Peace to the shacks!

No, this is not my Christmas blog. This text that I had intended to write back in January is devoted to Georg Büchner, a genius of the German language, who was born on October 23, two hundred years ago. The Büchner Year will be coming to an end soon; I must hurry up.

A recently discovered portrait of Georg Büchner at the age of twenty
Den 20. Januar ging Lenz durch's Gebirg. Die Gipfel und hohen Bergflächen im Schnee, die Thäler hinunter graues Gestein, grüne Flächen, Felsen und Tannen ... (On January 20, Lenz walked through the mountains. Peaks and high mountain-sides were snow-covered, down the valleys gray bedrock, green surfaces, rocks, and fir trees ...)

With these simple words sounding like a fanfare, Georg Büchner introduces his novella, Lenz. In just four years, he wrote this novella and three plays: the drama Dantons Tod (Danton's Death), the comedy Leonce und Lena, and the tragedy Woyzeck. In his oeuvre, Büchner pulled together the information he had read, combined the texts, and worked out the highs and lows of human existence:

- in the mental confusion of the poet Jakob Michael Reinhold Lenz

- in the corruption of power in the antagonism between Danton and Robespierre

- in ridiculing the nobility and celebrating the mystery of love in Leonce and Lena

- in the mental and physical sufferings of a tormented Woyzeck.

Büchner's plays are difficult to stage. The reason is that there is little action, and the texts are dense. Red Baron has seen Leonce and Lena, Woyzeck, and even listened to Wozzeck, the opera by Alban Berg. Honoring Georg Büchner here in Freiburg, director Robert Schubert staged Dantons Tod, mostly abstaining from Regietheater (director's theater). Although Schubert rearranged some scenes, he stuck to the original text and produced a remarkable performance.

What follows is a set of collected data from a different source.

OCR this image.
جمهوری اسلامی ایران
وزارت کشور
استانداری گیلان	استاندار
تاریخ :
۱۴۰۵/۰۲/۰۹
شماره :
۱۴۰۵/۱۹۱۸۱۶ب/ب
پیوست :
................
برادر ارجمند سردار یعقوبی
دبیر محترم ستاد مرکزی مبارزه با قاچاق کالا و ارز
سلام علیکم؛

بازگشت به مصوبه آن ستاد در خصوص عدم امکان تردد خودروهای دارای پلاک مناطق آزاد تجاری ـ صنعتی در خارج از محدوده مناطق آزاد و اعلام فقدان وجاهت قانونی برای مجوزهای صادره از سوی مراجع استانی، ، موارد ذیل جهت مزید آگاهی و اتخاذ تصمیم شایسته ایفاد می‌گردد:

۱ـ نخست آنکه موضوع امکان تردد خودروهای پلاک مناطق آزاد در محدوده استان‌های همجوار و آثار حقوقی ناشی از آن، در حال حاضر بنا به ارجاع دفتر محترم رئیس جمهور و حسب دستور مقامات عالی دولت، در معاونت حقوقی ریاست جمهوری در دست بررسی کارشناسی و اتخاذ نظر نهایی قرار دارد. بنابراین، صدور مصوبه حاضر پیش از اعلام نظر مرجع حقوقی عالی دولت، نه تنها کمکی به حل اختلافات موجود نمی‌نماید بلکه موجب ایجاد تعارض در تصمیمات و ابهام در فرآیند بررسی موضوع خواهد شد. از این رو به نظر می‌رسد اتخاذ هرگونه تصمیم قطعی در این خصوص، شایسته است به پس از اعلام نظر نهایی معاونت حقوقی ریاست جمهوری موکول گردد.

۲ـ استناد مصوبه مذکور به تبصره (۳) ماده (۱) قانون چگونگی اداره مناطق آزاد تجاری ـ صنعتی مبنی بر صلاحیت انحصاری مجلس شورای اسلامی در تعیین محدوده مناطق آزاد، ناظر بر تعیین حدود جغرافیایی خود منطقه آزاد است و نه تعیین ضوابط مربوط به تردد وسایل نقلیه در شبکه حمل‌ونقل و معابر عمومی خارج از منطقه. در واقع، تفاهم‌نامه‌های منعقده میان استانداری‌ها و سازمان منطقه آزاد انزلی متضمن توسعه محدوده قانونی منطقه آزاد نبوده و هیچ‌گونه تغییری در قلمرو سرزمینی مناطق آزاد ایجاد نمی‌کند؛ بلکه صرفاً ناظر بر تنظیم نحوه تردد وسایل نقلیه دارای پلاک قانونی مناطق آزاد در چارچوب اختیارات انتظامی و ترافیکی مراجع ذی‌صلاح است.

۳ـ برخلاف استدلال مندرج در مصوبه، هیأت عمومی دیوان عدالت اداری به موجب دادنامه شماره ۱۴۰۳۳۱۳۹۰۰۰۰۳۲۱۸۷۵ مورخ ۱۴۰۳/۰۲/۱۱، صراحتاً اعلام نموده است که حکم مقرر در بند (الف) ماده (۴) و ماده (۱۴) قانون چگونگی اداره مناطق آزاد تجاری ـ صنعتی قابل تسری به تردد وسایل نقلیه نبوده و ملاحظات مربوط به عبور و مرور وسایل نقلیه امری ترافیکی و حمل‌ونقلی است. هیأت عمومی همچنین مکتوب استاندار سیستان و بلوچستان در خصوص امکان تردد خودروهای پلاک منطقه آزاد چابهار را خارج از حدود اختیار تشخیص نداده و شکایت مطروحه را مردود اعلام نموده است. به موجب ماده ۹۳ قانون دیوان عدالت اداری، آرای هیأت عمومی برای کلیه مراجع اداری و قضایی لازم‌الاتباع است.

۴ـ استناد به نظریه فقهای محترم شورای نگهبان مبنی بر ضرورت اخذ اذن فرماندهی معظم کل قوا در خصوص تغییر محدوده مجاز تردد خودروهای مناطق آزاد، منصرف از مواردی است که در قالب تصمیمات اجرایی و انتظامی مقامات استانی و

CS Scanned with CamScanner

Danton and Robespierre on stage discuss the existence of God.
(©Theater Freiburg/Der Spiegel).
Büchner not only was a master of the German language, but he was also a revolutionary and a scientist, as shown by an exhibition commemorating him at his birthplace Darmstadt.

Following Napoleon's fall, the Restoration had suffocated all hopes of freedom in Germany. Only grudgingly did the re-installed princes agree to move from absolute to constitutional rule. Eventually, they forced their versions of constitutions on their people. Seeing the misery of the peasants and taking up the feelings of the working population in the Grand Duchy of Hesse, Büchner wrote his famous: Friede den Hütten! Krieg den Palästen! (Peace to the shacks! War on the palaces!). He had printed this proclamation as an introduction to a pamphlet called Der Hessische Landbote (The Hessian Courier), criticizing Hesse's social and political grievances. As a result, he and his friends were wanted by the state police for incitement of the people. Büchner escaped to France and Switzerland, where he died in Zürich at the age of just twenty-four.